We can observe that digits 7 and 0 have the most red and largest circles, followed with digits 4 and 3, and others are mainly with blue colored small circles. To look at the x-axis, the weeks, we can observe that most of the deep red colored large circle are concentrate upon week 14, 16, 15 and 11. Based on the result, we would say that it is better to play Super Bowl Squares in week 14, 16, 15 and 11 of the season in each year and choose digit 7 and 0.
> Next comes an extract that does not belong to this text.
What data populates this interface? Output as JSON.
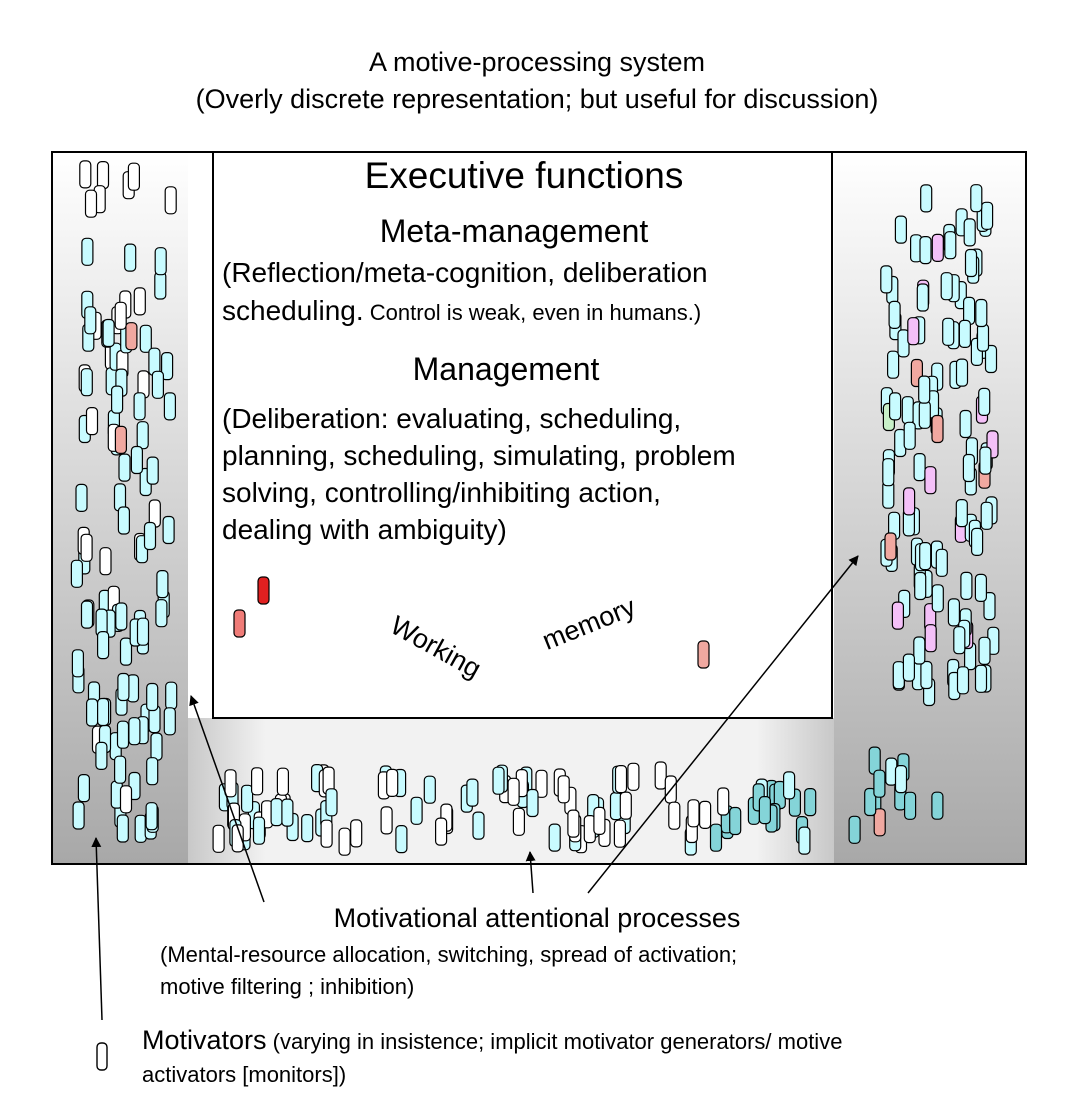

Within our initial analysis we showed that picking a 7-0 or 0-7 combination is our best choice when playing Super Bowl Squares. 7 is your safest bet, whether you look at the pure most common, the independance, or historical positions. The numbers that come after in sequence, 0, 4, and 3, can be seen in our follow up visualizations. When looking at just the superbowl there is a lot of noise, but you can see the top combinations revolve around 7, but also include pairs with 0, 5, 4, and 1. And when looking at where the games are played, while the majority is still 7, you can see certain states do favor 0 over 7 for the home team.
This lab went much smoother than lab 1. We activlely communicated each day, helped each other, and equally contributed. For future labs where we get to choose our own data we will aim for data with more variables. We struggled with the follow up and in the end had to collect some small supplmentary data for creating further visualizations. This did lead to new learning experiences, working with maps, and creating new custom visualizations, but it added more more than we original planned.